My therapist (the Psychiatric Registrar) and I met and entered into an agreement together. She and I both committed to a year long process no matter what lay ahead of us – the pain, the re-living, the gains the failures, the fear and the joy, the excruciatingly uncomfortable moments, the shredding of comfort zones, the separation of current fact from emotional memory, the facing of fear, the embrace of change, and the many lettings go.
Psychotherapy is a long process, and both participants are deeply changed by the experience. Thank you Dr. H – a heartfelt thank you. I suppose I should also thank JAGGED, it belongs back then but it did help to lead to now.

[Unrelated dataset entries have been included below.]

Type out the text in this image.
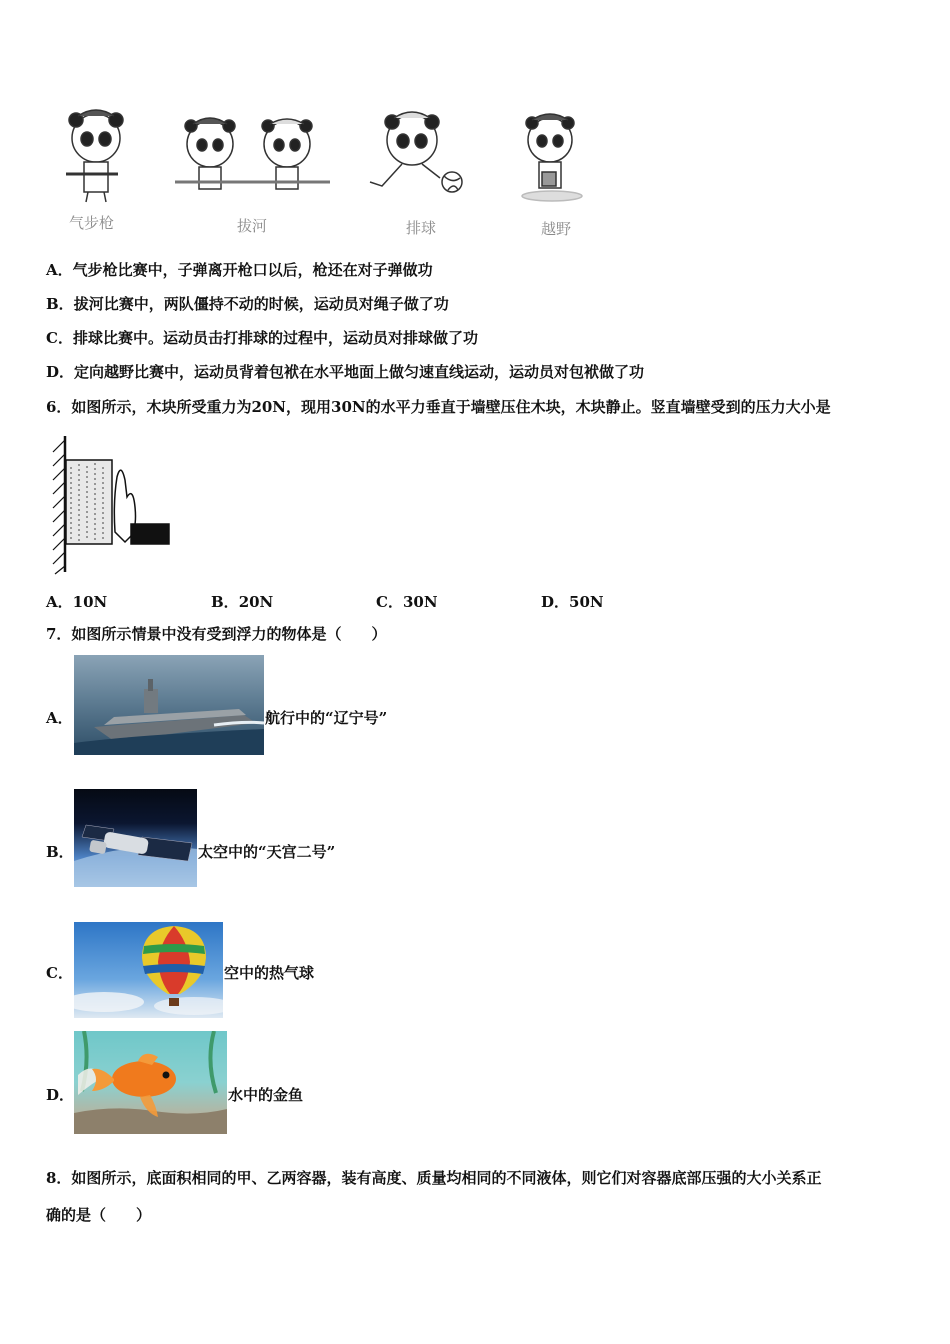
气步枪	拔河	排球	越野
A．气步枪比赛中，子弹离开枪口以后，枪还在对子弹做功
B．拔河比赛中，两队僵持不动的时候，运动员对绳子做了功
C．排球比赛中。运动员击打排球的过程中，运动员对排球做了功
D．定向越野比赛中，运动员背着包袱在水平地面上做匀速直线运动，运动员对包袱做了功
6．如图所示，木块所受重力为20N，现用30N的水平力垂直于墙壁压住木块，木块静止。竖直墙壁受到的压力大小是
A．10N	B．20N	C．30N	D．50N
7．如图所示情景中没有受到浮力的物体是（　　）
A．	航行中的“辽宁号”
B．	太空中的“天宫二号”
C．	空中的热气球
D．	水中的金鱼
8．如图所示，底面积相同的甲、乙两容器，装有高度、质量均相同的不同液体，则它们对容器底部压强的大小关系正
确的是（　　）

I can only speak for myself. There are things about me that will never change. I carry some legacies that will always be with me and I embrace that fact.
I now know that there is nothing wrong with my brain. It reacted in a very normal manner to the trauma that it saw and experienced. It sought to protect me and it succeeded in that role for a very long time – but it had to unlearn many things and had to realise that the circumstances that led to the need for protection ceased to exist well over 62 years ago.
So what do I want? Acceptance of myself as I am now. I want a simple and happy life. I don’t care how tentative my footsteps are along the Highway of Hope, I’m simply glad that I’ve learned enough to take them.